Kennedy, 37, attacked Stephanie Miller inside the crowded convenience store in March 2019, luring her there with the promise to drop off their son for their weekly custody exchange, prosecutors said.
He shot Miller multiple times with an AR-15 rifle, they said, as customers and employees watched in horror. Yet, despite the brazen, public nature of the crime, Kennedy’s lawyer, Michael Dugan, said at the start of Kennedy’s murder trial on Tuesday that his client was not guilty as charged.
“I’m not trying to take away from what the family of the victim has gone through, but there is no room for emotion in this courtroom,” Dugan said. “He caused this death, yes, but it was not first-degree murder.”
Prosecutors, led by Assistant District Attorney Matt DeNucci, sharply disagreed, saying there was more than enough evidence to convict him. Kennedy carefully plotted his ex-wife’s violent killing, DeNucci said, buying the gun 12 days earlier and leaving behind a note to his son explaining his actions and saying that Miller had left him no choice.
“Never in my life have I seen a more hateful and cowardly act that took the life of a beautiful woman,” DeNucci said. “What we do in this courtroom will not bring Stephanie back, but I hope to bring some comfort to her family.”
» READ MORE: From 2019: “In Radnor Wawa, 30 seconds of terror: How a years-long custody battle escalated to murder”
Kennedy and Miller, 37, divorced in 2013, court records show. Afterward, tensions between the couple simmered for years, building to the violent conclusion inside that Wawa on Old Sugartown Road.
On the night of the murder, Kennedy and Miller had planned to meet at the convenience store, where DeNucci said Miller felt safe picking up her son because it was a public place. Unbeknownst to her, he said, she was walking into a death trap.
Kennedy had custody of the couple’s son, Norrin, each week from Tuesday through Thursday, and the parents made their weekly exchanges at the Wawa.
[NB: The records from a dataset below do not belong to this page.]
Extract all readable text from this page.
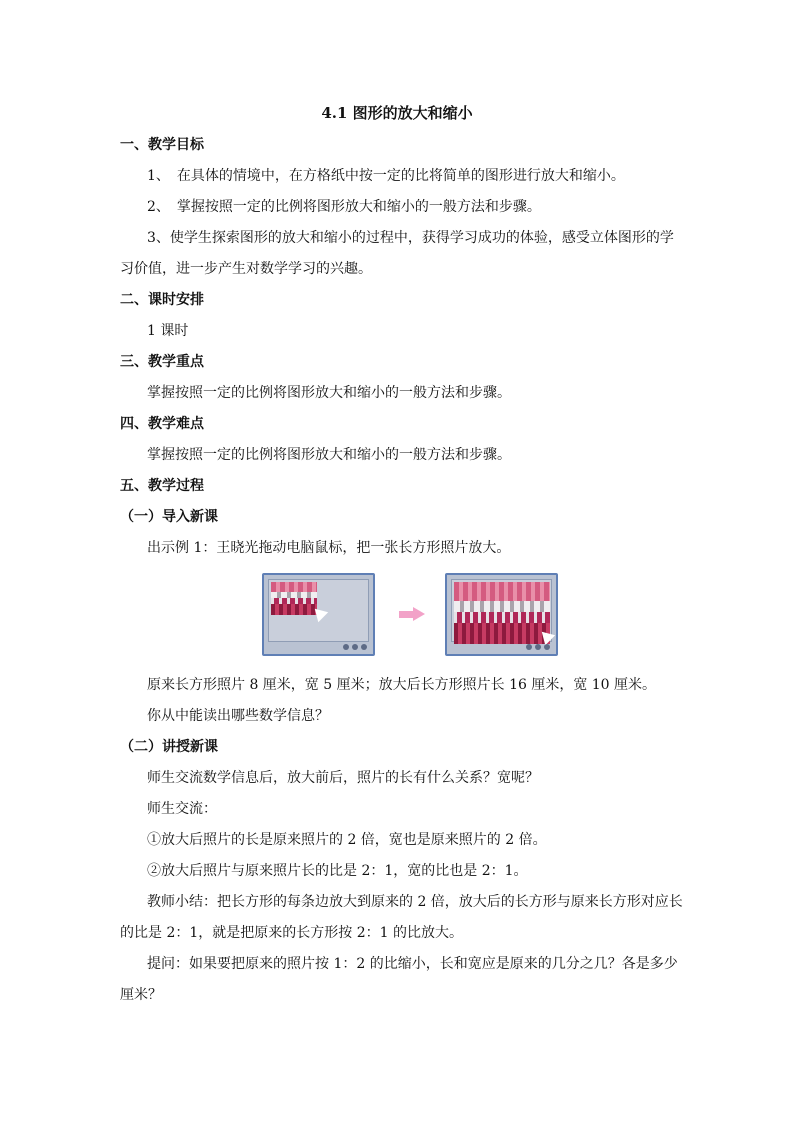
4.1 图形的放大和缩小
一、教学目标
1、　在具体的情境中，在方格纸中按一定的比将简单的图形进行放大和缩小。
2、　掌握按照一定的比例将图形放大和缩小的一般方法和步骤。
3、使学生探索图形的放大和缩小的过程中，获得学习成功的体验，感受立体图形的学习价值，进一步产生对数学学习的兴趣。
二、课时安排
1 课时
三、教学重点
掌握按照一定的比例将图形放大和缩小的一般方法和步骤。
四、教学难点
掌握按照一定的比例将图形放大和缩小的一般方法和步骤。
五、教学过程
（一）导入新课
出示例 1：王晓光拖动电脑鼠标，把一张长方形照片放大。
原来长方形照片 8 厘米，宽 5 厘米；放大后长方形照片长 16 厘米，宽 10 厘米。
你从中能读出哪些数学信息？
（二）讲授新课
师生交流数学信息后，放大前后，照片的长有什么关系？宽呢？
师生交流：
①放大后照片的长是原来照片的 2 倍，宽也是原来照片的 2 倍。
②放大后照片与原来照片长的比是 2：1，宽的比也是 2：1。
教师小结：把长方形的每条边放大到原来的 2 倍，放大后的长方形与原来长方形对应长的比是 2：1，就是把原来的长方形按 2：1 的比放大。
提问：如果要把原来的照片按 1：2 的比缩小，长和宽应是原来的几分之几？各是多少厘米？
Hours before the shooting, Kennedy emailed Miller, asking her to push back their agreed meeting time from 5 pm to 8:30 pm, DeNucci said. She hesitated, but Kennedy refused to compromise, according to the prosecutor, and Miller relented.
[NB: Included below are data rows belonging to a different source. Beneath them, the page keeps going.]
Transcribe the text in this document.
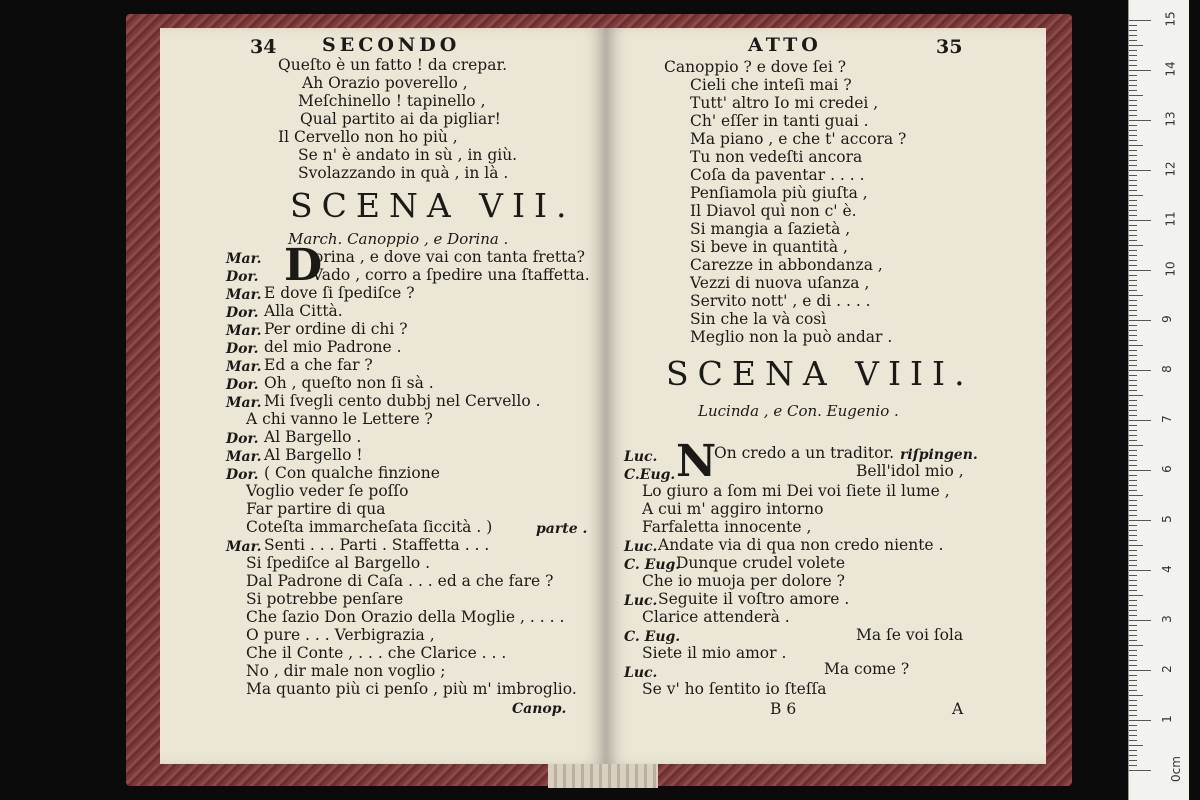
34 SECONDO
Queſto è un fatto ! da crepar.
Ah Orazio poverello ,
Meſchinello ! tapinello ,
Qual partito ai da pigliar!
Il Cervello non ho più ,
Se n' è andato in sù , in giù.
Svolazzando in quà , in là .
SCENA VII.
March. Canoppio , e Dorina .
D
Mar.	orina , e dove vai con tanta fretta?
Dor.	Vado , corro a ſpedire una ſtaffetta.
Mar. E dove ſi ſpediſce ?
Dor. Alla Città.
Mar. Per ordine di chi ?
Dor. del mio Padrone .
Mar. Ed a che far ?
Dor. Oh , queſto non ſi sà .
Mar. Mi ſvegli cento dubbj nel Cervello .
A chi vanno le Lettere ?
Dor. Al Bargello .
Mar. Al Bargello !
Dor. ( Con qualche finzione
Voglio veder ſe poſſo
Far partire di qua
Coteſta immarcheſata ſiccità . )	parte .
Mar. Senti . . . Parti . Staffetta . . .
Si ſpediſce al Bargello .
Dal Padrone di Caſa . . . ed a che fare ?
Si potrebbe penſare
Che ſazio Don Orazio della Moglie , . . . .
O pure . . . Verbigrazia ,
Che il Conte , . . . che Clarice . . .
No , dir male non voglio ;
Ma quanto più ci penſo , più m' imbroglio.
Canop.
ATTO	35
Canoppio ? e dove ſei ?
Cieli che inteſi mai ?
Tutt' altro Io mi credei ,
Ch' eſſer in tanti guai .
Ma piano , e che t' accora ?
Tu non vedeſti ancora
Coſa da paventar . . . .
Penſiamola più giuſta ,
Il Diavol quì non c' è.
Si mangia a ſazietà ,
Si beve in quantità ,
Carezze in abbondanza ,
Vezzi di nuova uſanza ,
Servito nott' , e di . . . .
Sin che la và così
Meglio non la può andar .
SCENA VIII.
Lucinda , e Con. Eugenio .
N
Luc.	On credo a un traditor. riſpingen.
C.Eug.	Bell'idol mio ,
Lo giuro a ſom mi Dei voi ſiete il lume ,
A cui m' aggiro intorno
Farfaletta innocente ,
Luc. Andate via di qua non credo niente .
C. Eug.
Dunque crudel volete
Che io muoja per dolore ?
Luc. Seguite il voſtro amore .
Clarice attenderà .
C. Eug.	Ma ſe voi ſola
Siete il mio amor .
Luc.	Ma come ?
Se v' ho ſentito io ſteſſa
B 6	A
1
2
3
4
5
6
7
8
9
10
11
12
13
14
15
0cm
In the hours before their meeting, DeNucci said, Kennedy planned one final day with his son. He kept the boy home from school, DeNucci said, and treated him to a dinner at Chili’s, his favorite restaurant.
Afterwards, Kennedy left a farewell letter in which he explained that his son would benefit from a life insurance policy he had taken out on himself, $2 million that would help buy a house for his son.
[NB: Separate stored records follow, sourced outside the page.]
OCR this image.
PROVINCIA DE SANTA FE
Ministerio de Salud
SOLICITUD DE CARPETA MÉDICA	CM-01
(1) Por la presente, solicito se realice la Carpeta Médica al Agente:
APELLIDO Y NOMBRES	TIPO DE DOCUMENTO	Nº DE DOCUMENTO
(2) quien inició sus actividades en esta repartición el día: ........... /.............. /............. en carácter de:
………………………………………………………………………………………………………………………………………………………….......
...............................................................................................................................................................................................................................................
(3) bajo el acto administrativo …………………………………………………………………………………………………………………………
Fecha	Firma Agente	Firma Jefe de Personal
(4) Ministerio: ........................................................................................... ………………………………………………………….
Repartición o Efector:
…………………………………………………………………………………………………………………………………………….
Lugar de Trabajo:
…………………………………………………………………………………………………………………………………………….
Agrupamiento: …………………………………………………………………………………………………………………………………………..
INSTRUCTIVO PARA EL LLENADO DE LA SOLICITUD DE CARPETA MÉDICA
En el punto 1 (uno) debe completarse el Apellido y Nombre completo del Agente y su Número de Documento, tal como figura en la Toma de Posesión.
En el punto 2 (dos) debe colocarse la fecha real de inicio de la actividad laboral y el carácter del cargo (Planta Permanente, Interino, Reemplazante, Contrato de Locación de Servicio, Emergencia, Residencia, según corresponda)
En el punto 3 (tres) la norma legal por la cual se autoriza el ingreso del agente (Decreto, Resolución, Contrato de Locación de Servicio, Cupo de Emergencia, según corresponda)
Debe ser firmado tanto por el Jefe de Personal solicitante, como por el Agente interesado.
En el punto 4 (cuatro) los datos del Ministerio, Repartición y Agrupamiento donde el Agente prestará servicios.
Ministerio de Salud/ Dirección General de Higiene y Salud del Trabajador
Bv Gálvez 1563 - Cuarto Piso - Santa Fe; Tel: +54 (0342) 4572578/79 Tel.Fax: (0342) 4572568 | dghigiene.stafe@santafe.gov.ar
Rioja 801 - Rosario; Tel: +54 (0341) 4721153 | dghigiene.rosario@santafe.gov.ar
It was clear, DeNucci said, that Kennedy didn’t plan to return from the Wawa.
As the hour of the meeting drew near, Miller arrived at the store first, the prosecutor said, and Kennedy followed not long after — without the boy. He told Miller he would return with the child, DeNucci said. Instead he went to his car and returned with a gun.
Surveillance footage played in court showed that Kennedy walked into the store, scanned the faces of customers until he found Miller, and opened fire, striking her in the head and chest. He then fled, as quickly as he arrived. Police later said the entire incident lasted 26 seconds.
Teenage employees at the Wawa tested Tuesday that the shooting stunned them. The sight of a man clad in black and carrying a rifle was so unusual, they said, they assumed the gun was fake, and the shooting some kind of elaborate prank.
But it was all too real. And after calling 9-1-1, the teens were easily able to identify Kennedy for police, recognizing him as a regular in the store for the weekly custody exchange.
Two hours later, Pennsylvania State Police troopers found Kennedy suffering from an overdose in his car at a park in Glen Mills. He was hospitalized for several days before he recovered and was transferred to the Delaware County prison.
In the weeks after the shooting, investigators pieced together the couple’s tumultuous relationship.
Kennedy was bitter and frustrated that he only had custody of his son two days a week, and he pushed to expand those rights, investigators said.
Three years before the murder, court records show, Kennedy had threatened Miller inside the same Wawa where he would later kill her. As the two waited in line, Kennedy whispered to his ex to “Get that [expletive] life insurance policy before I kill you,” according to court documents.
Kennedy was convicted of harassment, and Miller applied for, and received, a protection from abuse order against him. But he continued to harass her, she wrote in court filings, trying to persuade her to reconcile and allow him to spend more time with their son.
The protection from abuse order expired in September 2018, six months before she was killed. .
Kennedy’s murder trial is expected to last through the week before Delaware County Court Judge Richard Cappelli.